Trades entered on Monday morning would be open for 5 days (or 20 4-hour bars), trades entered on Friday morning would could only be open for a few hours. Hence all entries would have a MFE/MAE zero bars after entry, but only trades opened on a Monday would be open for 20 bars. Hence the number of trades open after N bars decreased as N increases (as per the table below).

I then added together the MFE and MAE values for all the trades at each ‘N bar’ category. Following Bergstrom’s advice, I ‘normalized’ the MFE & MAE values so that a consolidation across different instruments would be meaningful. I did this by dividing the MFE & MAE values by the average true range of the relevant instrument at the time that the signal was generated.

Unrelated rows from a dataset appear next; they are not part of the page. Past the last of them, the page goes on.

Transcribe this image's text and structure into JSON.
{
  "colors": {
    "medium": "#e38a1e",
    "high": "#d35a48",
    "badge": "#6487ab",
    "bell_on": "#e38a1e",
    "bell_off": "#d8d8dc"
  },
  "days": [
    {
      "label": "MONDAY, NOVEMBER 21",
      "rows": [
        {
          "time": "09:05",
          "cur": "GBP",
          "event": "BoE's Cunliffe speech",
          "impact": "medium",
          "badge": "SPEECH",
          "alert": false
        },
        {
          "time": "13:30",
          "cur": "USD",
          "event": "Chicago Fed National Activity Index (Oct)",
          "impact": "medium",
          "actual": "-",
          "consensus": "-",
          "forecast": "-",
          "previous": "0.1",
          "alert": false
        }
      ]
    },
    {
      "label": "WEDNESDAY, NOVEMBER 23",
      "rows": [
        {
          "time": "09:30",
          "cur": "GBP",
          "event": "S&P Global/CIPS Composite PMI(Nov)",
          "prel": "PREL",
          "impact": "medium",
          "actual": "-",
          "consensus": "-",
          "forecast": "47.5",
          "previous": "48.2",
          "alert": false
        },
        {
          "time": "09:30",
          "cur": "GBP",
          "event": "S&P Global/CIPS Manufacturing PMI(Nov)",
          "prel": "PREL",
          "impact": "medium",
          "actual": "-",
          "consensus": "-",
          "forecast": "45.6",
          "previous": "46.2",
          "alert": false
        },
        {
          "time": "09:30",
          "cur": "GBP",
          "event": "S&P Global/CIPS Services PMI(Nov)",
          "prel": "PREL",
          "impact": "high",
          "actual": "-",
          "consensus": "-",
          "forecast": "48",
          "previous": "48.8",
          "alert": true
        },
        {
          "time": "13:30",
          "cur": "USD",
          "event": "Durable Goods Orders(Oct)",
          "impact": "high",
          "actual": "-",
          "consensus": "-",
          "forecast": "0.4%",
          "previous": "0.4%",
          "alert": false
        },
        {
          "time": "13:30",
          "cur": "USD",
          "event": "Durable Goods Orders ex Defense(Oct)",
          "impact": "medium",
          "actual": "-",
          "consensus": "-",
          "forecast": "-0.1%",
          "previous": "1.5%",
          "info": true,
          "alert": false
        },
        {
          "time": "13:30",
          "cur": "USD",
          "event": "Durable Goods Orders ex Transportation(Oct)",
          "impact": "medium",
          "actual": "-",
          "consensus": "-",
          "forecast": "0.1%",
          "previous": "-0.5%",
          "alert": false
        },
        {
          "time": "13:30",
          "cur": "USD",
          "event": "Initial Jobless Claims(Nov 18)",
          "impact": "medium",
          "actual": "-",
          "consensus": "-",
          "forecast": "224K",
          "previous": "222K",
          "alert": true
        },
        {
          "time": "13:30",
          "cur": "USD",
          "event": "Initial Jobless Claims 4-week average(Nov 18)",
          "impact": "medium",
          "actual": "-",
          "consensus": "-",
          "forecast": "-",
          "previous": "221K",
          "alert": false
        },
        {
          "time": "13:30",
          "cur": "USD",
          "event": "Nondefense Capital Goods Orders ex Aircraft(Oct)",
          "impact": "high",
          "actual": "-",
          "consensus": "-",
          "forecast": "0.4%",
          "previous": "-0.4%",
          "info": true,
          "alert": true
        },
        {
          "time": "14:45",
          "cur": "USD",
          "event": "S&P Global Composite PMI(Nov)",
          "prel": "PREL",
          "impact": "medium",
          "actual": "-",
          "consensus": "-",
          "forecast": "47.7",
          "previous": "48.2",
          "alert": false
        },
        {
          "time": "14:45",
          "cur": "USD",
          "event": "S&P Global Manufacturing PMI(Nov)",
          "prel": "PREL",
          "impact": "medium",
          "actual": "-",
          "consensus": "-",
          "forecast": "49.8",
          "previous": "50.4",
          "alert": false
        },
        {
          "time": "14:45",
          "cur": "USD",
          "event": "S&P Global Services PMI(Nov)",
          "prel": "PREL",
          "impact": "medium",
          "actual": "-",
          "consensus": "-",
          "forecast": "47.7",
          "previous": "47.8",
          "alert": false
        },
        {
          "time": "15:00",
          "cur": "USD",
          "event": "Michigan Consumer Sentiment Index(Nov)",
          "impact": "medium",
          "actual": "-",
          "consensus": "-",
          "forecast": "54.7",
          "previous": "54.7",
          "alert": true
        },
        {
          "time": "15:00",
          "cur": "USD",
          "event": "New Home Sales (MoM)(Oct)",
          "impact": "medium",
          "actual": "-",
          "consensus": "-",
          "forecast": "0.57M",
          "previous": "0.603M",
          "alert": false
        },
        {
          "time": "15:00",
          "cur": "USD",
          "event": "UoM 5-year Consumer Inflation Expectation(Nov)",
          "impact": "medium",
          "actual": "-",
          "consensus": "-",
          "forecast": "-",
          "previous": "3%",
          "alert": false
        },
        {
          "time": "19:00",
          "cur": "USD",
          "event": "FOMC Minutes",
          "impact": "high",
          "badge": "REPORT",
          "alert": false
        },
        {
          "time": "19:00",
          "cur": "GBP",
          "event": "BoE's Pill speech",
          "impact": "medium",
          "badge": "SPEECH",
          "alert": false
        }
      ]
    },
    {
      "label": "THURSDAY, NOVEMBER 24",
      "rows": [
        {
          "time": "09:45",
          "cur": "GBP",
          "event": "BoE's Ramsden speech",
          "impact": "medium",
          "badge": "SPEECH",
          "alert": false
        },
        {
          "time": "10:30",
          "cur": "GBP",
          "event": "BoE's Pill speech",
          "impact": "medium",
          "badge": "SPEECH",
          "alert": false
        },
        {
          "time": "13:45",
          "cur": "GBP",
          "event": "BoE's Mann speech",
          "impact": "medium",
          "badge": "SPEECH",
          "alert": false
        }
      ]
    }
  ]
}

In order to get the average MFE/MAE, it was just necessary to divide the sum values by the count values. To get the e-ratio for each N value, one then simply divides the average MFE by the average MAE, as follows:

Now all the e-ratio values can be plotted on a line graph. I have excluded the N values in excess of 20, as the sample size falls to below 400 at that point. The graph looks as follows:

Note that, in his article, Bergstrom also adds a second line to the chart – which is a line generated by the buildalpha application using the historical price data for the relevant instrument(s) and the best randomly generated entry signals.

**Insights & Questions**

If I am understanding Bergstrom correctly, then my figures indicate that this trading strategy in its current shape and form does not have edge because the ratio is always less than 1. I also assume that a monkey throwing darts for choosing stocks to buy and sell should, on average, achieve an e-ratio of 1.

Interestingly the value steadily increases as more time has passed since the entry signal. Does this mean that the signal actually has bad predictive power right at the time of entry? As time passes the price movements go back to randomness, hence approaching 1 as time progresses? Does this mean the optimal action would be to the do opposite of what the trading signal implies and then close the trade 4-5 bars after entry?

I don’t know the answers to these questions for now & but in any case thought I share what I have done in this area.

**BetterSystemTrader and Bergstrom on Twitter**

Incidentally, the BetterSystemTrader site seems to be an excellent resource for traders in the systematic area. Definitely check it out. You can follow both BetterSystemTrader and Dave Bergstrom on Twitter.

Excellent article! I would only add that IMHO the notion that a strategy has no edge if e equals 1 is incorrect. The ratio does not really tell you anything about the edge fo a trading system. The only situation where it would indicate edge of a trading system is a system with random exits. Such a system would have a negative expectancy if e equals or is less than 1 and postive if greater than 1 (disregarding transaction costs and slippage).

E.g. consider an asset that is priced at 100. The market in question always exhibits two price points post entry, namely 98 and 102, in random order. The e-ratio for a system that enters at 100 is 1. But if you have take profit at 2 and stop loss at 3, the system’s trades will be 100% profitable, the postive expectancy for each trade (long or short) is 2.

What the e-ratio (as I understand it) does say is that in situations where e-ratio exceeds 1, it can be argued that in such a market situation, it should be easier to identify a trading system with a positive expectancy. Also, if the e-ratio of your entries materially exceeds the e-ratio of random entries, then that is an indication that the entry is likely to contribute to creating edge (still says nothing about the exit or the money management).